Recent research on racehorses found that reduced diversity of the gut microbiome, early in life as foals, either due to antibiotics or as a feature of intraspecific variation, was associated with inferior athletic performance and increased risk of asthma in adulthood (Leng et al., 2024). Gracner et al. reported almost the obverse phenomenon in humans. Intriguingly, they observed that the omission or restriction of sugar from children for the first 1,000 days of life, including the time from conception to birth, significantly reduces the risk of metabolic disease in adulthood, including diabetes and hypertension (Gracner et al., 2024). It is prima fascie perplexing how intrauterine rationing could be eu-metabolic in adulthood. However, it accounted for a third of the risk reduction. This phenomenon is easily explicated by the gut eutrophication hypothesis. An aglycemic diet shapes the maternal gut microbiome,promoting diversity and is protective against eutrophic profiles. This is “inherited” by the child at birth as they egress the birth canal and come in contact with the maternal perineum and attendant fauna. In over 95% of births, the baby emerges from the birth canal in an occiput anterior position with the child’s face orientated posteriorly with respect to the mother (Gardberg and Tuppurainen, 1994). It is thought that in addition to facilitating foetal egress due to the human sacro-pelvic bauplan, it may equally promote parturient materno-fetal transplantation of gut microbiota (Mitteroecker and Fischer, 2024). As such, we anticipate that children born in a cephalic occiput anterior position will have a more salubrious gut microbiome profile and thus favourable metabolic profiles in adulthood than those born in a cephalic occiput posterior position with the face anteriorly orientated as the child is delivered.

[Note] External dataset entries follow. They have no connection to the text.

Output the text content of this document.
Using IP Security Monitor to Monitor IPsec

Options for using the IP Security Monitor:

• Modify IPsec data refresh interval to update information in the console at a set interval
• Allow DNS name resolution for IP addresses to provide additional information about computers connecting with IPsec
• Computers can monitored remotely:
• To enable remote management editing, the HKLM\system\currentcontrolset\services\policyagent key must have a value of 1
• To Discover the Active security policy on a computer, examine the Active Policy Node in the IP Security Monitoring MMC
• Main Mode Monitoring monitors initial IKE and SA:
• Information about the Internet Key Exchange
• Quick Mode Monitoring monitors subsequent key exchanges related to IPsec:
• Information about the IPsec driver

In the context of a eutrophic diet, gut commensals prevent the propagation of pathogenic strains. Furuichi et al, using a murine model, report that a consortium of commensal bacteria impedes the proliferation of Klebisella pneumonia by resource restriction. However, this effect was found to be abrogated by an eutrophic diet by enriching the mice comestibles with glucose juxta-metabolites such as gluconate (Furuichi et al., 2024). This is a consistent finding (Pamer, 2024). An infusion of galactose precursors/juxta-metabolites eliminates the capacity of Klebsiella michiganensis to inhibit the growth of injurious Escherichia coli strains (Oliveira et al., 2020). An identical phenomenon was demonstrated with regard to the repression of Salmonella by resource sequestration by E. coli and Klebsiella oxytoca (Eberl et al., 2021; Osbelt et al., 2021).

In summary, a processed food diet and a paucity of exercise are important factors in gut eutrophication. This is characterised by overgrowth of certain strains that at least contribute to dysmetabolic states and a lack of faunal diversity. A reduction in the heterogeneity of the microbiome is seen in a number of dysbioses and has been linked to adverse health and performance outcomes.